Während sie dem Weg zum Ufer folgten, warf sie ihrem Onkel einen raschen Seitenblick zu. Offensichtlich bestand eine enge Verbindung zwischen ihm und den rätselhaften Zusammenkünften. Was für ein Mensch sich auch immer hinter seinem ausgezehrten Äußeren verbergen mochte, Daya fühlte sich auf eine Weise zu ihm hingezogen, die sie sich nicht erklären konnte.

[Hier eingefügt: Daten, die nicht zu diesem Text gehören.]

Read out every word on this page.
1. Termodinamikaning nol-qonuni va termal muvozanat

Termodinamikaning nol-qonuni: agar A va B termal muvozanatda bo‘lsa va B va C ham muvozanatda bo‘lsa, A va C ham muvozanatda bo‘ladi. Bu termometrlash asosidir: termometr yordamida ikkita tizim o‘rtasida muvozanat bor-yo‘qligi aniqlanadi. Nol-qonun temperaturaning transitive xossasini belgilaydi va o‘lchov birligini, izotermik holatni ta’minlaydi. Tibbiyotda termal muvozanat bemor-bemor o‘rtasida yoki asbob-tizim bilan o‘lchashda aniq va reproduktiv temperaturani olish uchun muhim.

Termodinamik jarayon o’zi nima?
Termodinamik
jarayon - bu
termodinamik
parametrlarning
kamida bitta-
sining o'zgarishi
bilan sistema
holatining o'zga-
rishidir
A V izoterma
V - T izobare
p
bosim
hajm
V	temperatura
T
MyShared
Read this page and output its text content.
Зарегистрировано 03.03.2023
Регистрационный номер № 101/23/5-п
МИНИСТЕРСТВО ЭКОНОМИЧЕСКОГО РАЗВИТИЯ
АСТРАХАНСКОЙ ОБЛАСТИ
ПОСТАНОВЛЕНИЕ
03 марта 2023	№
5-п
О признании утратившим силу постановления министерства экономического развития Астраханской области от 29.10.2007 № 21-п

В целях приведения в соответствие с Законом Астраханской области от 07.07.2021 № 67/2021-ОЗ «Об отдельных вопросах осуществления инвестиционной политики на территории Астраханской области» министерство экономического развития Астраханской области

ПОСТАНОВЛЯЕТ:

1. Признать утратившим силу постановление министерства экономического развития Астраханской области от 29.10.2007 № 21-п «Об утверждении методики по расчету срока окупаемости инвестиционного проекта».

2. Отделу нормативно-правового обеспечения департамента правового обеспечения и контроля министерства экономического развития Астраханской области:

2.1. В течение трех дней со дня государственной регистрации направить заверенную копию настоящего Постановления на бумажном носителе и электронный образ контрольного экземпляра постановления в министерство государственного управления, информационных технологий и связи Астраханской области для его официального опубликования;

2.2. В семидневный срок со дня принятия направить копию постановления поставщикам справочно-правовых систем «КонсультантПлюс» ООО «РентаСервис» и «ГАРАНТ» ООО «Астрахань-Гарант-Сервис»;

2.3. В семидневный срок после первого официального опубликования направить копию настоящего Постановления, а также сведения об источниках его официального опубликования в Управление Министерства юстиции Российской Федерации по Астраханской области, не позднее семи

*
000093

Sie durchquerten das schattige Laubwäldchen, hinter dem sich jener Teilabschnitt des Ufers anschloss, den Daya am liebsten mochte. Die flache, nur wenige Schritte vom Ufer entfernte felsige Erhebung, die bisher ihr allein gehört hatte, bot genügend Platz für sie beide. Sie setzten sich, schwiegen, lauschten dem Wind, der über den See und mit einem sanften Raunen durch die Halme der Schilfrohre strich. Leise schwappte das Wasser ans steinige Ufer, überschwemmte die glatten Kiesel und brachte sie zum Glänzen. „Ein wunderschöner Ort.“ Dayas Herz hüpfte vor Freude, weil ihr Onkel ebenso empfand. „Ein Ort, an dem keine Worte nötig sind“, fuhr er fort, „deshalb magst du ihn, nicht wahr?“ Er suchte ihren Blick. Ein Nicken bestätigte seine Worte. „Und er mag dich ebenso.“ Sie lächelte. „Ein Ort, an dem für gewöhnlich nicht gesprochen wird.“ Er wandte sein Gesicht dem See zu. „Und doch kann es keinen besseren Platz geben, um von Menschen und Ereignissen zu sprechen, die es wert sind, sich ihrer zu erinnern.“ Daya verstand nicht, worauf er hinaus wollte. Er schwieg, und schien in Gedanken weit fort zu sein.
„Ich will dir etwas über deine Mutter erzählen, Daya.“ Seine Worte ließen sie unmerklich zusammenfahren. „Nur wenn du magst“, fügte er lächelnd hinzu, den Kopf zur Seite geneigt. Etwas Junggebliebenes haftete ihm an, trotz seines Alters und des struppigen, graubraunen Bartes. Sie mochte ihn, weil sie spürte, dass er es gut mit ihr meinte. Die Angst flog davon. „Vielleicht haben dir andere Menschen Dinge über sie erzählt, meine Schwester Merab möglicherweise.